Engineering a localized electrostatic environment to enhance hydroxyl activating for electrocatalytic biomass conversion

The 5-hydroxymethylfurfural electrocatalytic oxidation reaction (HMFOR) is a sustainable and efficient route for converting biomass platform molecules into high-value chemicals. The HMFOR process involves the simultaneous oxidation of hydroxyl and aldehyde groups. Optimizing the reaction pathways by modulating the adsorption behavior of 5-Hydroxymethylfurfural molecules toward a higher conversion rate is vital for achieving an efficient HMFOR. In this study, the HMFOR electrocatalytic performance of NiO was enhanced by regulating the surface microenvironment through the decoration of NiO nanosheets with polypyrrole (PPy).

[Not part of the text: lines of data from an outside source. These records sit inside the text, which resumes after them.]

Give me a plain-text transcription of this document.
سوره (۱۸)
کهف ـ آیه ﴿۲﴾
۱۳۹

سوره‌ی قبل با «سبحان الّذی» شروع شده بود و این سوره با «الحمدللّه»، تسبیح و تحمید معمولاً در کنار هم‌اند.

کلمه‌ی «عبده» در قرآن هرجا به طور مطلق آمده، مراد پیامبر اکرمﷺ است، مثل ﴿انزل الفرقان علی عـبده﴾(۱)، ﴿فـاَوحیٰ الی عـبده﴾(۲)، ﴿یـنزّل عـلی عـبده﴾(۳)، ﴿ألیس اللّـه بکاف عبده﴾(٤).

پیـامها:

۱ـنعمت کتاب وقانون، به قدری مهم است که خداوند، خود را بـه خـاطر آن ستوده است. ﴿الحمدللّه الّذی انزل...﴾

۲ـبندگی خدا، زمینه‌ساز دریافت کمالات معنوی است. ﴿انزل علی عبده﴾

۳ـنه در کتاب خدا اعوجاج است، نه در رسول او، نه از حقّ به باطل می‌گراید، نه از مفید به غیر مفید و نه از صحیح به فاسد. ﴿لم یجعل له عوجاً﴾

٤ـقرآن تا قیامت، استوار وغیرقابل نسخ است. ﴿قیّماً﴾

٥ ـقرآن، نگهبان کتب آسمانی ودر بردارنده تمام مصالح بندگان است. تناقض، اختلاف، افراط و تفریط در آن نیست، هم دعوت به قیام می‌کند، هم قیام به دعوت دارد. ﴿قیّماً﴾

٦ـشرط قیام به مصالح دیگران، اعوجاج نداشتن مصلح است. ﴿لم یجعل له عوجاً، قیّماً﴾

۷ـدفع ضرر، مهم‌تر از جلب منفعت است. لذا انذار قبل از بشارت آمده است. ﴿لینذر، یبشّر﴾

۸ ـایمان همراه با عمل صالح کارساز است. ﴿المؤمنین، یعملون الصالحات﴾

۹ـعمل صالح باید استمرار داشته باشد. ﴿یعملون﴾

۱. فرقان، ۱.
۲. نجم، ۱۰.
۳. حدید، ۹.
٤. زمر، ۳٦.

Operando Fourier transform infrared spectroscopy, density functional theory calculation, and electrochemical behavior characterizations demonstrated that electropositive PPy can optimize the adsorption behavior of electronegative hydroxyl groups and modulate the reaction pathway toward the formation of 2,5-diformylfuran intermediates. By modulating the local microenvironment, the designed NiO-PPy catalyst showed excellent HMFOR performance with a threefold increase in current density. This study emphasizes the significance of the surface microenvironment in modulating reaction pathways to achieve selective biomass electrocatalytic conversion.